Four (4) research themes, five (5) disciplines, and research questions

These research questions are, however, only of tentative nature as they will be further refined during the course of the study.

The approach is illustrated by the figure below:

 dvn3.jpg

                     Figure, Research approach

 

 

 

 

 

WORK PACKAGES

General

According to the objectives this project results in (1) methodological advances, (2) dynamic value network model with definitions, and (3) research and development initiatives, each of which represents a separate work package.

Methodological advances – Work package #1

Methodological advances deliver prerequisite capabilities for conducting novel, interdisciplinary research on future value networks. It includes

  1. an interdisciplinary research work model that describes the processes through which researchers from distinct disciplines, countries, and cultures work together to achieve the common goal,
  2. concept definitions that enable researchers originating from distinct disciplines to have a shared understanding and common language of the central concepts, and
  3. interdisciplinary research tools and methods that define a set of novel combinations of research methodologies originating from the distinct scientific disciplines employed in this project and that are used to investigate the phenomenon from a unique perspective and thereby produce new, insightful knowledge.
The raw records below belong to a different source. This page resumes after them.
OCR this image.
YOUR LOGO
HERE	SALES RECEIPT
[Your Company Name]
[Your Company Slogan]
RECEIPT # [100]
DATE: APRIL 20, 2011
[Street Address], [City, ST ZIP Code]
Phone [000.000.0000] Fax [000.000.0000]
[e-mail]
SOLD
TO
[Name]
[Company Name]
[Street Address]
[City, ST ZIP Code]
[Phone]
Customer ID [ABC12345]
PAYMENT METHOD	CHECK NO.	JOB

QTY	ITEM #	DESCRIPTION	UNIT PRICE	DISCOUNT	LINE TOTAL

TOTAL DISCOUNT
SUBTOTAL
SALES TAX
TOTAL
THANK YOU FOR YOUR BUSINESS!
These tools and methods will utilize new data sources and data acquisition methods, such as ones that enable collecting relevant individual and collective human behavior knowledge, and seek to enable incorporating complex data in network analyses.

Dynamic value network model – Work package #2

Dynamic value network model (i.e. the systemic whole) is a result of project’s cross-disciplinary and multi-thematic investigation of dynamic value networks. It illustrates the anticipated drivers of network dynamics and factors underpinning company competitiveness in 2020 and pinpoints potentially fruitful direction for further research. It includes the results of

  1. network structure and location decisions research theme analyses,
  2. agility of value networks research theme analyses,
  3. consumer-driven value creation and capture dynamics research theme analyses, and
  4. individuals, societies, cultures, and nations in value networks research theme analyses.
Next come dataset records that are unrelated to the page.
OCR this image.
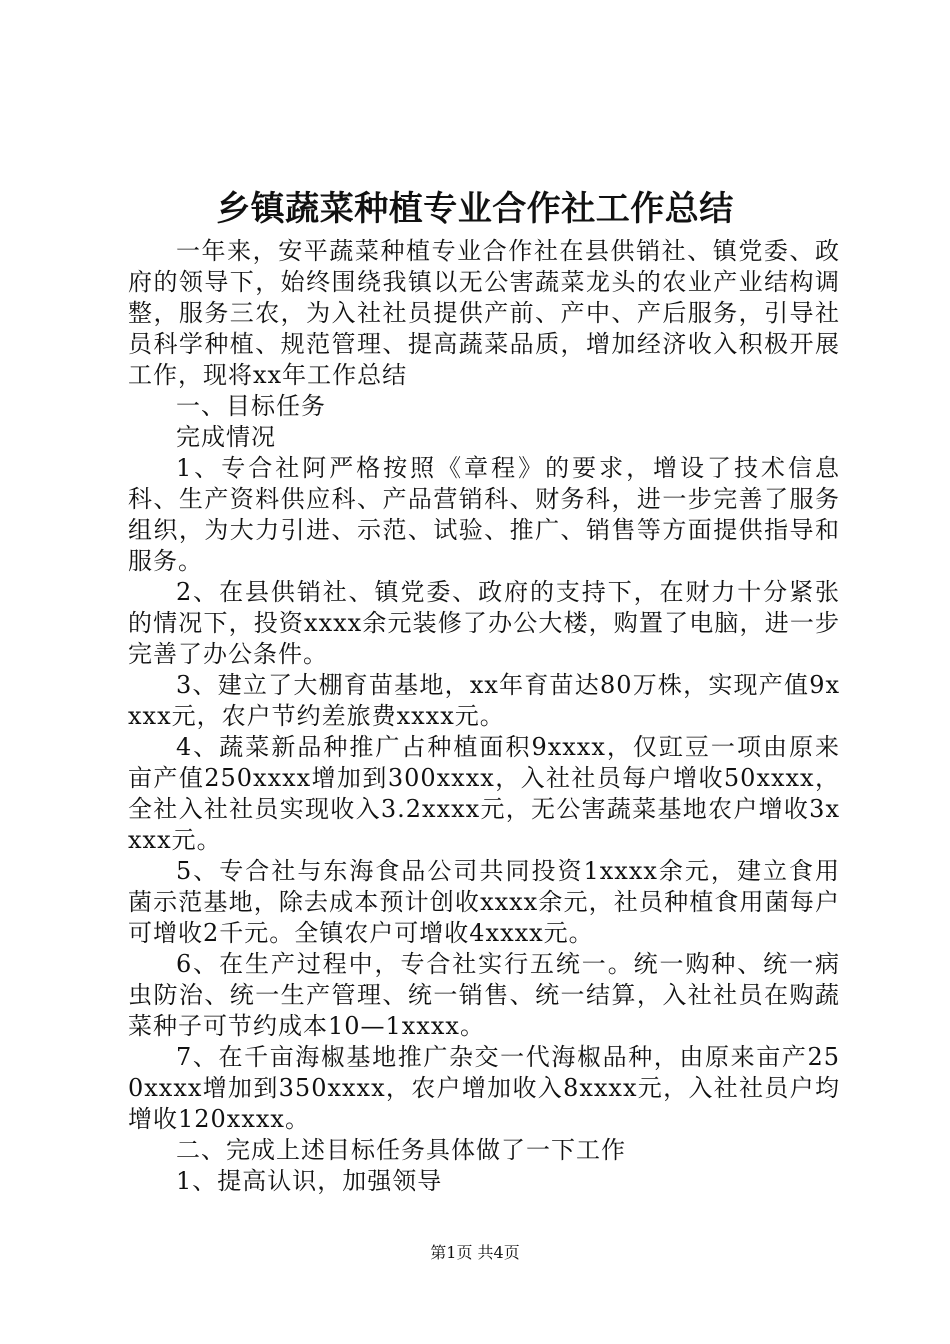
乡镇蔬菜种植专业合作社工作总结

一年来，安平蔬菜种植专业合作社在县供销社、镇党委、政府的领导下，始终围绕我镇以无公害蔬菜龙头的农业产业结构调整，服务三农，为入社社员提供产前、产中、产后服务，引导社员科学种植、规范管理、提高蔬菜品质，增加经济收入积极开展工作，现将xx年工作总结

一、目标任务

完成情况

1、专合社阿严格按照《章程》的要求，增设了技术信息科、生产资料供应科、产品营销科、财务科，进一步完善了服务组织，为大力引进、示范、试验、推广、销售等方面提供指导和服务。

2、在县供销社、镇党委、政府的支持下，在财力十分紧张的情况下，投资xxxx余元装修了办公大楼，购置了电脑，进一步完善了办公条件。

3、建立了大棚育苗基地，xx年育苗达80万株，实现产值9xxxx元，农户节约差旅费xxxx元。

4、蔬菜新品种推广占种植面积9xxxx，仅豇豆一项由原来亩产值250xxxx增加到300xxxx，入社社员每户增收50xxxx，全社入社社员实现收入3.2xxxx元，无公害蔬菜基地农户增收3xxxx元。

5、专合社与东海食品公司共同投资1xxxx余元，建立食用菌示范基地，除去成本预计创收xxxx余元，社员种植食用菌每户可增收2千元。全镇农户可增收4xxxx元。

6、在生产过程中，专合社实行五统一。统一购种、统一病虫防治、统一生产管理、统一销售、统一结算，入社社员在购蔬菜种子可节约成本10—1xxxx。

7、在千亩海椒基地推广杂交一代海椒品种，由原来亩产250xxxx增加到350xxxx，农户增加收入8xxxx元，入社社员户均增收120xxxx。

二、完成上述目标任务具体做了一下工作

1、提高认识，加强领导

第1页 共4页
Research and development initiatives – Work package #3

Research and development initiatives, based on aforementioned dynamic value network model, are concrete project definitions (i.e. project proposals) that elaborate on the recognized potential further research and development areas, individually or together forming the subsequent elaborate research agenda. Each research/development initiative include

  1. background and motivation,
  2. research questions,
  3. tools and methods,
  4. results, and
  5. hypothesized impact on growth and competitiveness of Finnish companies in 2020.